Não posso deixar de rir quando encontro os olhos de Conor. A casa é muito mais do que boa. É mais do que jamais sonhei em ter. Conor me disse para escolher uma casa, qualquer casa que quisesse e mesmo que nunca diga em voz alta, ele sabia que essa era a única. A casa em estilo vitoriano fica no bairro de Beacon Hill, a apenas algumas portas de alguns de seus amigos. Sinto-me segura aqui, como Conor pretendia, e espero que Archer também.

Depois de nos mudarmos o dia todo, estamos exaustos e prontos para nos instalar no novo espaço. Mas Conor e eu ainda temos planos para comemorar. Coloco Archer na cama e repasso minhas instruções com Rory novamente. Não acho que vou parar de ficar nervosa em deixá-lo fora da minha vista, mas nos últimos dois meses, entendi que Conor estava certo. Esses caras protegem os seus e não deixariam nada acontecer a Archer ou até a mim em seus turnos.

“Você está pronta, mamãe gostosa?” Conor envolve os braços em mim por trás e cola os lábios em meu pescoço.
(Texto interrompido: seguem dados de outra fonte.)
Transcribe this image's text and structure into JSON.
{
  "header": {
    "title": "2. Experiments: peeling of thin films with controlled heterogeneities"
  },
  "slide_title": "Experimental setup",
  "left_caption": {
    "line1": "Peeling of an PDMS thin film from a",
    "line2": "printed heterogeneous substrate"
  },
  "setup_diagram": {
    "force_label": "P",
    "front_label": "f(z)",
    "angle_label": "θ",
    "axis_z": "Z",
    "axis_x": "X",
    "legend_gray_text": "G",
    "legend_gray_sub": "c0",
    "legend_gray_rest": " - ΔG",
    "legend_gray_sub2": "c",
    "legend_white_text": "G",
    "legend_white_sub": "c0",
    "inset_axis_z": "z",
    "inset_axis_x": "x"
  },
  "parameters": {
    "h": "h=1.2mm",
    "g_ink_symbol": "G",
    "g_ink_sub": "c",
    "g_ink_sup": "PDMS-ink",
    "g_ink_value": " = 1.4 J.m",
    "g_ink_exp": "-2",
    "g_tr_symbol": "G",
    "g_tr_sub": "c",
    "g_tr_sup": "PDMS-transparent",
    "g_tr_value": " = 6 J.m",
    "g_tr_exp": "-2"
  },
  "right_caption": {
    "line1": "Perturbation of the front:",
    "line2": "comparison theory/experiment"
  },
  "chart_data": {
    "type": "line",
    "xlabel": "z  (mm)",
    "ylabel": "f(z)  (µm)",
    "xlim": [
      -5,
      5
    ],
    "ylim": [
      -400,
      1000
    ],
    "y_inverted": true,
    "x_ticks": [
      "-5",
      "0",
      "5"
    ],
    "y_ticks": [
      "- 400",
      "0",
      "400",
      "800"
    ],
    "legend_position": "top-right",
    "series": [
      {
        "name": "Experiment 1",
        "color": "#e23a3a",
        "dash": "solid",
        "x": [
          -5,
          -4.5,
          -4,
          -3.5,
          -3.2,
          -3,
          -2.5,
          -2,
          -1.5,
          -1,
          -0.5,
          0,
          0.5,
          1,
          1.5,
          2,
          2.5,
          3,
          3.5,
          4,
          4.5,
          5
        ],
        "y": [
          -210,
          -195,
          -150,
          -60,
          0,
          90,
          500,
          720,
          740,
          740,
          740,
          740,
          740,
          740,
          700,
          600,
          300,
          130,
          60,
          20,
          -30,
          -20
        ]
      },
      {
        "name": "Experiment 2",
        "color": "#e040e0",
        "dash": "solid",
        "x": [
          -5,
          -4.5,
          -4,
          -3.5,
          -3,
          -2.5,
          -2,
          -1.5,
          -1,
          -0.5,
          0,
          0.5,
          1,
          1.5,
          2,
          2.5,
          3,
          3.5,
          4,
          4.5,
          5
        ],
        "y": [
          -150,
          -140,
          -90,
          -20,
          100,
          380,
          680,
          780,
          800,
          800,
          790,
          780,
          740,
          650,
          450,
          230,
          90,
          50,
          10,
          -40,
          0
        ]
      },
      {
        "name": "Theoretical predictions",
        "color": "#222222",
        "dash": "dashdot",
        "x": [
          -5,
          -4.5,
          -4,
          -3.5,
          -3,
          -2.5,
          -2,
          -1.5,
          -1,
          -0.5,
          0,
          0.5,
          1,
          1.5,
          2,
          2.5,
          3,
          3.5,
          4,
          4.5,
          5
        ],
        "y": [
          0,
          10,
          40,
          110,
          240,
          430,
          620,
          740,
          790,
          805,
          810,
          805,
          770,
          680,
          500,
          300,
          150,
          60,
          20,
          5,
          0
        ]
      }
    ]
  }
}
“Acho que sim.” Viro para ele e tomo sua boca, beijando-o como se fosse nosso último dia na terra. Conor resmunga e se afasta com um sorriso malicioso.

“Se continuar assim, não vamos sair pela porta.”

Ele entrelaça os dedos nos meus e me leva para o carro. Ele me avisou dessa vez, então já sei para onde vamos. E por Conor, estou pronta para tentar novamente. Isso é importante para ele, então tento não deixar meus nervos levarem a melhor enquanto ele nos leva ao Sláinte.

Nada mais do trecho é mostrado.